Against that backdrop, a policy that demonstrably reduces visitor volumes carries significant workforce risk. The WTTC frames the potential employment impact as a “domino effect” – with frontline hospitality job losses cascading into the SME supply chain of food producers, transport operators, cleaning contractors and retail businesses that depend on visitor footfall.
The policy landscape
The proposed English framework is not a national tourist tax but a devolution measure. Under the government’s plans, regional mayors would have discretionary power to introduce per-night charges on paid accommodation in their areas, subject to local consultation and a minimum 12-months’ notice period.
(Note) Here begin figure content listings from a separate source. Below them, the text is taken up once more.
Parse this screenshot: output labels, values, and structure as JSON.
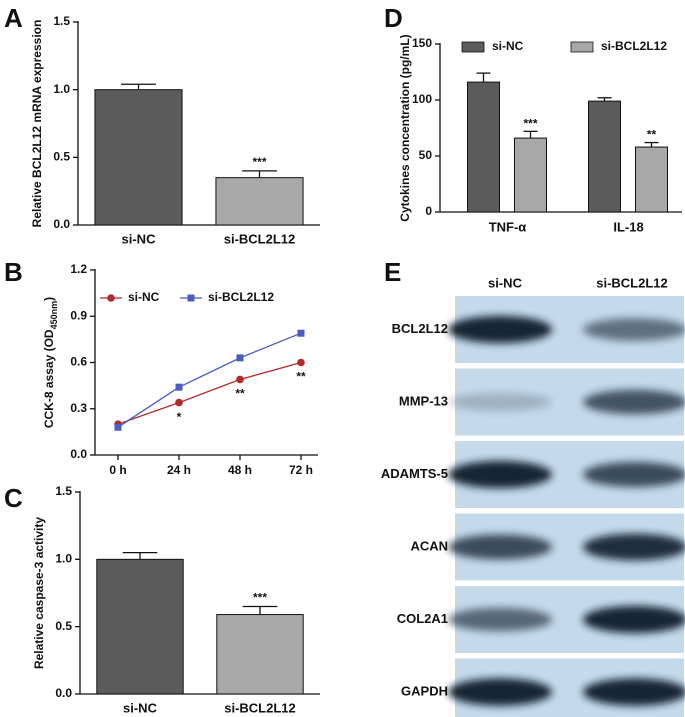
{
  "chart_data": [
    {
      "type": "bar",
      "panel": "A",
      "ylabel": "Relative BCL2L12 mRNA expression",
      "categories": [
        "si-NC",
        "si-BCL2L12"
      ],
      "values": [
        1.0,
        0.35
      ],
      "errors": [
        0.04,
        0.05
      ],
      "colors": [
        "#5b5b5b",
        "#a8a8a8"
      ],
      "annotations": [
        null,
        "***"
      ],
      "ylim": [
        0,
        1.5
      ],
      "yticks": [
        {
          "value": 0,
          "label": "0.0"
        },
        0.5,
        {
          "value": 1,
          "label": "1.0"
        },
        1.5
      ]
    },
    {
      "type": "line",
      "panel": "B",
      "ylabel_parts": [
        "CCK-8 assay (OD",
        "450nm",
        ")"
      ],
      "categories": [
        "0 h",
        "24 h",
        "48 h",
        "72 h"
      ],
      "series": [
        {
          "name": "si-NC",
          "color": "#b22a2a",
          "marker": "circle",
          "values": [
            0.2,
            0.34,
            0.49,
            0.6
          ],
          "annotations": [
            null,
            "*",
            "**",
            "**"
          ]
        },
        {
          "name": "si-BCL2L12",
          "color": "#4a5cc0",
          "marker": "square",
          "values": [
            0.18,
            0.44,
            0.63,
            0.79
          ]
        }
      ],
      "ylim": [
        0,
        1.2
      ],
      "yticks": [
        {
          "value": 0,
          "label": "0.0"
        },
        0.3,
        0.6,
        0.9,
        1.2
      ]
    },
    {
      "type": "bar",
      "panel": "C",
      "ylabel": "Relative caspase-3 activity",
      "categories": [
        "si-NC",
        "si-BCL2L12"
      ],
      "values": [
        1.0,
        0.59
      ],
      "errors": [
        0.05,
        0.06
      ],
      "colors": [
        "#5b5b5b",
        "#a8a8a8"
      ],
      "annotations": [
        null,
        "***"
      ],
      "ylim": [
        0,
        1.5
      ],
      "yticks": [
        {
          "value": 0,
          "label": "0.0"
        },
        0.5,
        {
          "value": 1,
          "label": "1.0"
        },
        1.5
      ]
    },
    {
      "type": "grouped_bar",
      "panel": "D",
      "ylabel": "Cytokines concentration (pg/mL)",
      "categories": [
        "TNF-α",
        "IL-18"
      ],
      "series": [
        {
          "name": "si-NC",
          "color": "#5b5b5b",
          "values": [
            116,
            99
          ],
          "errors": [
            8,
            3
          ]
        },
        {
          "name": "si-BCL2L12",
          "color": "#a8a8a8",
          "values": [
            66,
            58
          ],
          "errors": [
            6,
            4
          ],
          "annotations": [
            "***",
            "**"
          ]
        }
      ],
      "ylim": [
        0,
        150
      ],
      "yticks": [
        0,
        50,
        100,
        150
      ]
    }
  ],
  "blot": {
    "panel": "E",
    "columns": [
      "si-NC",
      "si-BCL2L12"
    ],
    "rows": [
      "BCL2L12",
      "MMP-13",
      "ADAMTS-5",
      "ACAN",
      "COL2A1",
      "GAPDH"
    ]
  }
}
Revenue would be directed towards transport, infrastructure and the local visitor economy.
Several mayors have indicated strong support. London Mayor Sadiq Khan called the development “great news for London.” Manchester Mayor Andy Burnham argued a levy would “sustain good growth over the next decade,” while Liverpool Mayor Steve Rotheram pointed to Barcelona and Paris as cities generating tens of millions annually through similar schemes.
Industry opposition has been equally pronounced. A coalition of more than 200 hospitality and leisure business leaders – including executives from Travelodge, Hilton and Butlin’s, coordinated by trade body UKHospitality – wrote an open letter to Chancellor Rachel Reeves warning that the levy would make UK trips unaffordable for working families. The letter highlighted an additional structural disadvantage: UK accommodation already attracts a 20% VAT rate, roughly double that applied in France, Spain and Portugal.
Accounting body ICAEW has separately cautioned against a fragmented approach, warning that allowing mayors to design their own schemes risks creating “a patchwork of different rules that burdens national businesses and delays revenue collection.” ICAEW has called for a single national framework that local authorities could adopt, rather than building competing systems from scratch.
What comes next
The consultation has closed, but the policy timeline remains open. Under the proposed rules, any mayor choosing to introduce a levy must first run a local public consultation, publish a prospectus detailing rates, exemptions and revenue use, and provide accommodation providers with at least 12 months’ notice. The earliest any English levy is likely to take effect is 2027 – the same year the WTTC projects its £14.4 billion impact.
For HR and workforce leaders in hospitality, the coming months will require close attention to local mayoral decisions, particularly in major city regions. The difference between a well-designed, transparently communicated levy and a poorly structured one could prove decisive for recruitment planning, wage cost modelling and the long-term investment case for staffing up in affected regions.